Desde los años 1960, la izquierda se ha dividido en un leninismo autoritario-nostálgico, comprometido con una forma de partido y una política de clases cuyo momento histórico parece haber pasado, y una izquierda supuestamente “nueva” que rechaza las instituciones y la centralidad de la lucha de clases y pone toda su fe en la capacidad del pueblo para movilizarse de forma autónoma y producir fuera de las relaciones sociales capitalistas. Necesitamos desesperadamente deshacer este binarismo. No hay camino de regreso al viejo partido leninista, como tampoco lo hay al capitalismo fordista. Sin embargo, el autonomismo ingenuo ha demostrado que tampoco tiene sentido en el momento actual. El anticapitalismo y su séquito de estrategias (ocupaciones, protestas) no han causado ni un momento de alarma grave en el capital. El 68 predicó que las estructuras no caminan por la calle, pero si algo nos ha enseñado el anticapitalismo es que, por sí solo, el activismo callejero tiene poco efecto sobre las estructuras.

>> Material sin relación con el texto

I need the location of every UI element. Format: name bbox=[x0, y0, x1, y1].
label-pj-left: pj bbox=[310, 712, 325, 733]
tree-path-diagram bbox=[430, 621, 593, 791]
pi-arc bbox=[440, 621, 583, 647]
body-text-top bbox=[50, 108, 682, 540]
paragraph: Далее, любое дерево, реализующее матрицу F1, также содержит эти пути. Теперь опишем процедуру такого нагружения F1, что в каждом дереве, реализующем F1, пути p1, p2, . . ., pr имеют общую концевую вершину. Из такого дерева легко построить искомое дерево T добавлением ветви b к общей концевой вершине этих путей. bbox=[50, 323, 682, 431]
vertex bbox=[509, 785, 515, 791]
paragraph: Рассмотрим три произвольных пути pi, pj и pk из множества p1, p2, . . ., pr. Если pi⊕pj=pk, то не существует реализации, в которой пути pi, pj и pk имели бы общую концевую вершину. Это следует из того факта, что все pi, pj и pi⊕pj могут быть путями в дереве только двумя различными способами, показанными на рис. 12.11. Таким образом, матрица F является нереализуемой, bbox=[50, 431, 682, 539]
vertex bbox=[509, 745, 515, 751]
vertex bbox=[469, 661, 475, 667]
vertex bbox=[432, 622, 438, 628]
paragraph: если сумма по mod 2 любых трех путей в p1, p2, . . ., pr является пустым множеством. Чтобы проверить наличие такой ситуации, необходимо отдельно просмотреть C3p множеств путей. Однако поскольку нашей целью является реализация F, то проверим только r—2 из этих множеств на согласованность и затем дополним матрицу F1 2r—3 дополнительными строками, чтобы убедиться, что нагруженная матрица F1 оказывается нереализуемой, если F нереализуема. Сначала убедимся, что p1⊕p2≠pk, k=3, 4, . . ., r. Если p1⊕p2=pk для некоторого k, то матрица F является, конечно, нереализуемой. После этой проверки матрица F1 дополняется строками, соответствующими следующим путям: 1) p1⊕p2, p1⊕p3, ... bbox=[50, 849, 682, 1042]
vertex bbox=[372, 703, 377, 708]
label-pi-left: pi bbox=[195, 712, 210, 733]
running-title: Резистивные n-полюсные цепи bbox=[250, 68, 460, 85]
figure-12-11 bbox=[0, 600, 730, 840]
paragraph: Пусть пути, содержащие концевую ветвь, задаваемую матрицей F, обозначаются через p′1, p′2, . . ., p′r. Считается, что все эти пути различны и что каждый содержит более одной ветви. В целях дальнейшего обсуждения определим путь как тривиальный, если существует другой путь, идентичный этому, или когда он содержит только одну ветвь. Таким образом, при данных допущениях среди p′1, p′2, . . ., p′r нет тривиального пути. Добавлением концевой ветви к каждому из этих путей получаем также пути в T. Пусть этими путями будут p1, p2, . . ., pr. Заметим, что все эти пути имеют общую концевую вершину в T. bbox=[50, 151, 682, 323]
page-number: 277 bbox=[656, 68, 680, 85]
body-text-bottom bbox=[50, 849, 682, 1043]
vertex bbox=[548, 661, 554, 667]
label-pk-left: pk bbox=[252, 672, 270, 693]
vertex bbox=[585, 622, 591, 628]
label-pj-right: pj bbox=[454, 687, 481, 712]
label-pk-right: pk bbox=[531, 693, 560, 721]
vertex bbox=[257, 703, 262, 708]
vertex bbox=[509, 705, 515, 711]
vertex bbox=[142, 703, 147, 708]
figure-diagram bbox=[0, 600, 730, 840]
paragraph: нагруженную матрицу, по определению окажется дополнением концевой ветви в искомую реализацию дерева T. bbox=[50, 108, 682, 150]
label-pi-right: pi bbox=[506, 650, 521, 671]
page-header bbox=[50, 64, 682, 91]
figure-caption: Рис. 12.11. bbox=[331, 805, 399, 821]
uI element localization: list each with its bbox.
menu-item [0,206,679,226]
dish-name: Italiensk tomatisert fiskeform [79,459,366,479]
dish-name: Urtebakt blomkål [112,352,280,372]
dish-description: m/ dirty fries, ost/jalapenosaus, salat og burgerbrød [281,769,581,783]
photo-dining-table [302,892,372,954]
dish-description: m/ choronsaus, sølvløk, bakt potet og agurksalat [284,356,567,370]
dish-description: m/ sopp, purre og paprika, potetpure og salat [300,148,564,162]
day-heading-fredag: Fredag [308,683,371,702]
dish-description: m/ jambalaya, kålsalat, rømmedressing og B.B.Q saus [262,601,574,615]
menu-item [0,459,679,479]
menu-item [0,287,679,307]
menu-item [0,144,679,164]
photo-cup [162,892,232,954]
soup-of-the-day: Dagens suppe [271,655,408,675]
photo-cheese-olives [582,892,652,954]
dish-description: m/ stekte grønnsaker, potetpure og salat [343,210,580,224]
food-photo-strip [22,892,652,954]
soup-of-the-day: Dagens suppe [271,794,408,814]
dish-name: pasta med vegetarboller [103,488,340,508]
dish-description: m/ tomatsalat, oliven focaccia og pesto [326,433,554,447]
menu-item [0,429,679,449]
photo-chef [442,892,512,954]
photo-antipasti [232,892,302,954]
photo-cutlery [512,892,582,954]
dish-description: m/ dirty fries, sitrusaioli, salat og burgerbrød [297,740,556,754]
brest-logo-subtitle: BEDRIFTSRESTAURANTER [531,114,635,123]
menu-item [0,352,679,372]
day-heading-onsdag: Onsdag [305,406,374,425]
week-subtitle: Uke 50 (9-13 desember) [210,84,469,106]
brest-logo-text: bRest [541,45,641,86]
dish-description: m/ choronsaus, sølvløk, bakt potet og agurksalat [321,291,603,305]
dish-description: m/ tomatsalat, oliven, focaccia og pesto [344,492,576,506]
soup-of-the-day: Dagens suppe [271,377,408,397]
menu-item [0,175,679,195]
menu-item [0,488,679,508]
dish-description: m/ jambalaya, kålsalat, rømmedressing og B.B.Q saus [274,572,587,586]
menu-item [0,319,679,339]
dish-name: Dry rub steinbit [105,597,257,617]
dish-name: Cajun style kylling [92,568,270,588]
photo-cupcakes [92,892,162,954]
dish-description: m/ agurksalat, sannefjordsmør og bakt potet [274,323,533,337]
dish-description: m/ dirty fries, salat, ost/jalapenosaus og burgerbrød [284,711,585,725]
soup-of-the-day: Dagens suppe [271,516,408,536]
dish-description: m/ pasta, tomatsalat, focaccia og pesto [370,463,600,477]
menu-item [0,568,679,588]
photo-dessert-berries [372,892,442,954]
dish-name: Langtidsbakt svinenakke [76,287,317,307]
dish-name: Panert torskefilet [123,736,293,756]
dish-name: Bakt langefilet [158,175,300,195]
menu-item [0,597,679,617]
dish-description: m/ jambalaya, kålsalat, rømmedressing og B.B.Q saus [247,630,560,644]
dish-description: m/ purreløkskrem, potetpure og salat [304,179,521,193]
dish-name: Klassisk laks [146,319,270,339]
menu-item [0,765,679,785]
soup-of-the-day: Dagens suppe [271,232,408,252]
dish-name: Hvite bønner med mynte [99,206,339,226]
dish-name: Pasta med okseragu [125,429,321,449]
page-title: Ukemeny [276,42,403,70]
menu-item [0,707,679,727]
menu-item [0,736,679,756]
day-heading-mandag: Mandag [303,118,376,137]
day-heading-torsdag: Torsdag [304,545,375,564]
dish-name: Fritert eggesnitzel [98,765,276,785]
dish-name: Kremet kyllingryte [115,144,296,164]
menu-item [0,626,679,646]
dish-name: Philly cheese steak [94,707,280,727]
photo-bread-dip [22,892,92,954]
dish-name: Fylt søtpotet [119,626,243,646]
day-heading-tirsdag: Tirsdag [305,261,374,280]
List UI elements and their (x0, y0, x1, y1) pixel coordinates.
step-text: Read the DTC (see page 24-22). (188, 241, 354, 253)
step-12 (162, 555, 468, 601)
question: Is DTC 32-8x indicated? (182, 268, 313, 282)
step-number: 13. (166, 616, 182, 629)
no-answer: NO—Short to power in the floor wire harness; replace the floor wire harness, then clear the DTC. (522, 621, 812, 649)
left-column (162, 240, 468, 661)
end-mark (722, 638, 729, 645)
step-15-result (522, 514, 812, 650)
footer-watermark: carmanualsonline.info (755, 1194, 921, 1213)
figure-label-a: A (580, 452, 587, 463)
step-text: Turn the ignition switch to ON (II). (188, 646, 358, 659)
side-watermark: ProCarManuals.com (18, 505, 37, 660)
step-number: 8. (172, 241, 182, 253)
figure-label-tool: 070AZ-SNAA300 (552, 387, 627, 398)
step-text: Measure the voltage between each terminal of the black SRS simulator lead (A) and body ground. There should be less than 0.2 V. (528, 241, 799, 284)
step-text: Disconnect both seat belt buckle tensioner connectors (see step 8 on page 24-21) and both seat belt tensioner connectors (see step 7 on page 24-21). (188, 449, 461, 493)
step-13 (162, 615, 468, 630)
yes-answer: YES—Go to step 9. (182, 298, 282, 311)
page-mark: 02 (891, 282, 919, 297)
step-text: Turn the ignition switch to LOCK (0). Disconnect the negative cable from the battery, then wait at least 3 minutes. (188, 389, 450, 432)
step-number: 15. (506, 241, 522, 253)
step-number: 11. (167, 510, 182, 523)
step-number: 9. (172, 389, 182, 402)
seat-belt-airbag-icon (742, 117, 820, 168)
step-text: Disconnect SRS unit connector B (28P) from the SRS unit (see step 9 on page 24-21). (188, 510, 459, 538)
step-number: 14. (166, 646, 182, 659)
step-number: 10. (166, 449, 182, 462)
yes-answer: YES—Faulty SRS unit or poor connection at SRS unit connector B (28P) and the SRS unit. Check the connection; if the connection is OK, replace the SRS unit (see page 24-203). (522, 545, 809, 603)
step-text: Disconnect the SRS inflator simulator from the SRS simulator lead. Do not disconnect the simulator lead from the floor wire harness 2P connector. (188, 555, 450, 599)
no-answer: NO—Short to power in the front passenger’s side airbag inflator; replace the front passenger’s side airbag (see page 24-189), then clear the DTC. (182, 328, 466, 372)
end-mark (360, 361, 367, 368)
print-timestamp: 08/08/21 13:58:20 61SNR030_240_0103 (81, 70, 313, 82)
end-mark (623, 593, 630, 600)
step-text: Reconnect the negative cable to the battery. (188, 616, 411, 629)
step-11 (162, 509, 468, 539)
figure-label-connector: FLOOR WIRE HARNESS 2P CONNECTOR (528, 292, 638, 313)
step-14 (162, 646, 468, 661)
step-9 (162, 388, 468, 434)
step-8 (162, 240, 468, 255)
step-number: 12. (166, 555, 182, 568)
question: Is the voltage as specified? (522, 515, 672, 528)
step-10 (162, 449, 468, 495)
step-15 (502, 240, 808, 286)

No hay deseo de capitalismo
No tenemos que elegir entre política de clases y antiautoritarismo, como tampoco tenemos que elegir entre Gramsci, Deleuze o Guattari, entre un enfoque hegemónico y una política del deseo. De hecho, si queremos tener éxito, debemos rechazar rotundamente esta falsa elección. La política de clases debe renovarse y reanudarse, no simplemente revivirse como si nada hubiera pasado. Al estilo de Gramsci, necesitamos volver a tomar en serio las instituciones. Los medios de comunicación tradicionales siguen siendo el lugar donde se produce nuestro sentido de la realidad; y a pesar de todas las afirmaciones sobre la decadencia del Estado, el parlamento todavía tiene poder sobre la vida y la muerte a través de su control del ejército, los servicios de salud y la seguridad social. Sin embargo, estas instituciones no pueden renovarse desde dentro; es necesario articular la institución y las fuerzas externas a ellas.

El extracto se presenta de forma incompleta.